Parenting can be an emotional jungle sometimes. We become sad for our children when they have a bad day; we feel lost, helpless or inadequate when we cannot console or guide them. We feel abandoned when they trade us in for the company of their peers. Through these innumerable ups and downs, what is most important to know is that we shouldn’t bear these feelings alone. We should share these emotional journeys with our partners, closest friends, family or someone in our parent support group. The essential sustenance of emotional connectedness is one of the main advantages of cooperative parenting.
If you are not used to disclosing your emotions, doing so might feel uncomfortable at first, but it is worth taking the risk and extending your comfort zone a little.
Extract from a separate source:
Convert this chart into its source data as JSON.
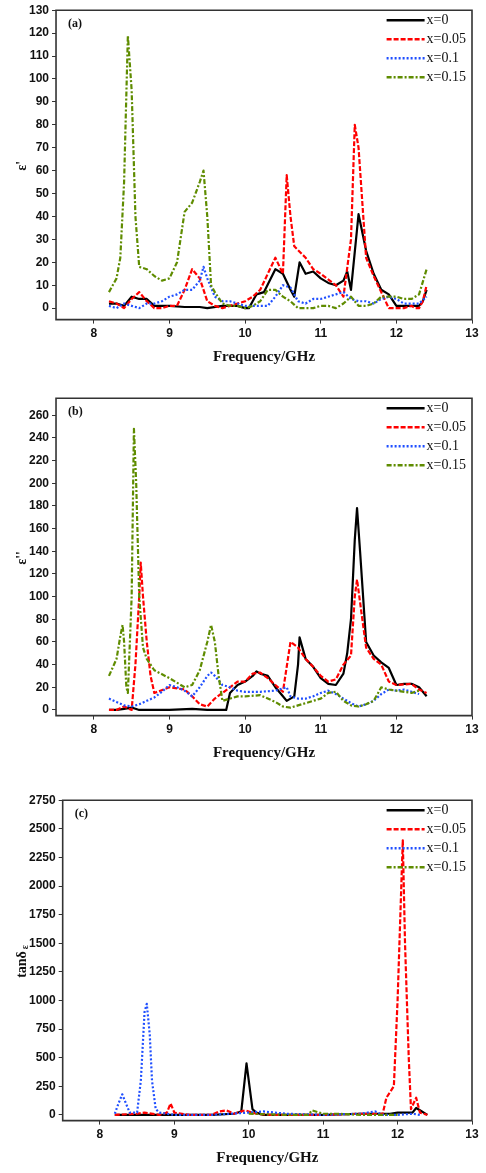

When you express your feelings and receive emotional support, you will notice how much more space you have for your child afterward, and how much more loving you feel. Emotional maintenance is essential for parents if we want to keep renewing the joy of being a parent.
There are many of us, across a range of cultures, tending toward shyness about all kinds of feelings; in the modern world, especially, we don’t seem to value emotions. Even joy is sometimes understated; we seem to hold it back as much as the other emotions. Often, life’s pleasures pass us by simply because we don’t take a moment to focus on them, much like walking past a beautiful view without turning our heads to see…without saying, “Wow!” So why not make a point of noticing every day something about your child that gives you pleasure, that uplifts your spirit or tickles your heart. It could be something new your child learns to do, one of her smiles, something funny he says, or a small act of kindness. Stop to breathe in the joy of this moment, and then tell someone about it. Share your joy and revel in it. When your joy is savored, and then shared, it is magnified— it is as if your body becomes better at producing it. You deserve for parenting to be more than a job: It could be your most exciting adventure.
What are a Parent’s Fundamental Needs?
Caring for a baby or child might be the greatest feat of love in action that you have ever done and will ever do again. You owe it to yourself—and to your child—to remember that you also have needs. If you are to nourish a child emotionally, then you also need emotional nourishment. I am going to propose a list of fundamental emotional needs that I believe all parents have. And unless these emotional needs are met, our “emotional wells” run dry—and then parenting suffers. Of course, you might see this list of emotional needs a little differently and may like to alter it—add a few, subtract a few—to fit how you feel. The main thing is that you pay attention to your emotional needs and make a place for them in your life as a parent.
Consider the following as what you as a parent require, and deserve:
- Emotional support from a partner (and if no partner is available, a double dose of the next point).
- Emotional support from family or friends.
- Some space to yourself, some time to be alone, even if only a few minutes each day.
- Some regular, quality time with other adults (for conversation, and so on).
- Having fun—in whatever way you can fit it into your life.
- Some physically pleasurable activities, such as sunbaking, having a massage, listening to music, playing music, dancing, cycling, playing your sport, walking in nature and so forth, as often as you can
- Doing some (or at least a little!) activity that is creative or personally meaningful. For example: paid or volunteer work, some study, a craft, cooking, gardening, reading or yoga.
I am aware that at this point many readers will be thinking: Get real. I’m up to my earlobes in diapers, the house is a mess, the garden is a junkyard and we don’t even know how we’ll make the rent (or the mortgage) payment this month. You think I’ve got time for fun? If at first glance my “Parents’ Bill of Rights” above seems unrealistic, it is only because of our bizarre modern ideas of isolated parenting. It is a far more unrealistic proposition to think that, if we hope to find the joy that is our birthright, we can go on parenting alone in our modern nuclear family units. Parenting is meant to be done in a supportive group, and when it is—when parents, families and communities help each other, it is far more likely that we will have all our emotional needs met. It is when we ourselves feel seen and heard, when we feel held in a web of community, that we pass on to our children the best that we have inside us. In the adventure of parenting, pleasure is not a luxury—it is a necessity. May you and your family find ever more of the sublime treasures that the heart connection can bring.